Inductive Learning: Construct a classification rule in some predefined attribute language based on a training set of positive (+) and negative (-) instances.
Toy Example:Given the following inputs describing the stature,
hair color and eye color of 8 subjects, the ID3 algorithm will
generate the decision tree shown:
[1, short, blond, blue: +] [5, short, dark, blue: -] [2, tall, blond, brown: -] [6, tall, dark, blue: -] [3, tall, red, blue: +] [7, tall, blond, blue:+] [4, tall, dark, brown: -] [8, short, blond, brown: -]
The tree classifies the positive and negative examples into two categories: red heads or blue-eyed blonds (+) versus dark haired or brown-eyed blonds (-). Note that the height of these subjects is irrelevant.
| No. | Risk | History | Debt | Collateral | income |
|---|---|---|---|---|---|
| 1 | high | bad | high | none | $0-15K |
| 2 | high | unk | high | none | $15-35K |
| 3 | mod | unk | low | none | $15-35K |
| 4 | high | unk | low | none | $0-15K |
| 5 | low | unk | low | none | over $35K |
| 6 | low | unk | low | adequate | over $35K |
| 7 | high | bad | low | none | $0 to 15K |
| 8 | mod | bad | low | adequate | over $35K |
| 9 | low | good | low | none | over $35K |
| 10 | low | good | high | adequate | over $35K |
| 11 | high | good | high | none | $0 to $15K |
| 12 | mod | good | high | none | $15 to $35K |
| 13 | low | good | high | none | over $35K |
| 14 | high | bad | high | none | $15 to $35K |
function induce_decision_tree(Examples, Properties) {
if all entries in Examples are in the same class
return a leaf node labeled with that class
else if Properties is empty
return a leaf node labeled with disjunction of all classes in Examples
else {
select a property P and make it the root of the current tree
delete P from Properties
for each value, V, of P {
create a branch labeled V
let partition[V] be elements of Examples with values V for property P
call induce_decision_tree(partition[V], Properties) and attach result to V
}
}
}
As the in-class exercise reveals, if you choose a different propery as the base of the tree, you get a different tree.
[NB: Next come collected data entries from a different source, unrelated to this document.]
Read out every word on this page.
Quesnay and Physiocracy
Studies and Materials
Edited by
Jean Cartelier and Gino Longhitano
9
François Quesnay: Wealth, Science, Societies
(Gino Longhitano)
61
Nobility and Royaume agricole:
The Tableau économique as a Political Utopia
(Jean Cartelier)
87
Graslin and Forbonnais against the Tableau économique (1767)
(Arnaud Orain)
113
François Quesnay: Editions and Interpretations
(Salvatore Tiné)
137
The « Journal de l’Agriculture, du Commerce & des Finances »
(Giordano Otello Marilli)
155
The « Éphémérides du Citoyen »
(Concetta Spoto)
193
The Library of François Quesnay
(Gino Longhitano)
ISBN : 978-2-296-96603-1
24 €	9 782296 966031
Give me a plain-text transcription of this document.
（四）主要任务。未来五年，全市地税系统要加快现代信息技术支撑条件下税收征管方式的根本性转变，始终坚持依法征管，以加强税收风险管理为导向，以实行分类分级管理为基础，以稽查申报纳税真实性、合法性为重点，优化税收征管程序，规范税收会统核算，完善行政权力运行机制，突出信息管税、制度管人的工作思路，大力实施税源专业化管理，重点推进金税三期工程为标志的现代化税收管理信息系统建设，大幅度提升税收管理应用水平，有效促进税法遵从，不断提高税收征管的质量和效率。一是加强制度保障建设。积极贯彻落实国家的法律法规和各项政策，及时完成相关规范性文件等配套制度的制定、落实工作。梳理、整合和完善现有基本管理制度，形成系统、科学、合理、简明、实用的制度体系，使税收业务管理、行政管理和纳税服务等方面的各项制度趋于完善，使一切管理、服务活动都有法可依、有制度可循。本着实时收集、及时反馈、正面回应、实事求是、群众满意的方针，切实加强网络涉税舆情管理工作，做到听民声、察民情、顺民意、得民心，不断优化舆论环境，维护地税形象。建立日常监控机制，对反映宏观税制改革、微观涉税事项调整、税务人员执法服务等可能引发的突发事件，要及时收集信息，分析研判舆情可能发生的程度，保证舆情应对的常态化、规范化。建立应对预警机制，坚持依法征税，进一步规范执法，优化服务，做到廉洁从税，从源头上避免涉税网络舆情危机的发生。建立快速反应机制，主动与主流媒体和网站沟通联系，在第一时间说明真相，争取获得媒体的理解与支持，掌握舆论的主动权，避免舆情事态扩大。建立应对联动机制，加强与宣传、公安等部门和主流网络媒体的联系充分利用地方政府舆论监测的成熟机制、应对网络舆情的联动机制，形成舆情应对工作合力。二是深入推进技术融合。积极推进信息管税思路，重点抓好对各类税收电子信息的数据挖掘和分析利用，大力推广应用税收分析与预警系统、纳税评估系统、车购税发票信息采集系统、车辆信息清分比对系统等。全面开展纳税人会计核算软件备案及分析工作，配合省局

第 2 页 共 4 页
Information Theory (Shannon, 1948) can be used to select the property that contributes the largest information gain as the root of each subtree.
Information Content: The amount of information in a message
is a function of the probability of the occurrence of each possible
message. Given a universe of messages M = {m1, m2, ...mn}
and a probability p(mi) for the occurence of each message,
the information content of a message in M is given by:
I(M) = Sum_from_1_to_n[-p(mi)log2(p(mi))]
Information content is measured in bits, but this is not the same notion of bit as in binary digit.
Coin Toss Example. The amount of information in a fair coin toss is
I(fair_coin) = -p(heads)log2(p(heads)) - p(tails)log2(p(tails))
= -1/2log2(1/2) - p(1/2)log2(1/2)) = 1 bit
Unfair Coin Toss. The amount of information for an unfair coin where
the coin has a 75% chance of being heads would be:
I(unfair_coin) = -3/4log2(3/4) - p(1/4)log2(1/4)) = 0.811 bits
Because knowledge would enable you to bet correctly 3/4 of the time, a message about the outcome of a given toss is worth less than a message about the outcome of a given toss of a fair coin.
Rule: At each level of the tree, choose the property that maximizes information gain.
We won't go into the details of computing information gain, other
than to say that for the root of the tree, the information gain for
property P is the difference between the total amount of information
in the tree and the expected gain of information for that property:
gain(P) = I(Credit_Risk_Table) - E(P)
The results for the Credit Risk Problem are:
| Property | Information Gain |
|---|---|
| Income | 0.967 bits |
| Credit History | 0.266 bits |
| Debt | 0.581 bits |
| Collateral | 0.756 bits |
Given these values, we would choose Income as the root property. And reapply this algorithm for each subsequent level. This leads to much smaller decision tree than our original tree for the Credit History Problem.
There were 23 Primitive attributes such as inability to move the king safely.
| Training Set Size | % of Universe | Errors in 10,000 Trials | Predicted Errors |
|---|---|---|---|
| 200 | 0.01 | 199 | 728 |
| 1,000 | 0.07 | 33 | 146 |
| 5,000 | 0.36 | 8 | 29 |
| 25,000 | 1.79 | 6 | 7 |
| 125,000 | 8.93 | 2 | 1 |
Quinlan's C4.5 (1996) is a refinement of ID3 that addresses some of these issues.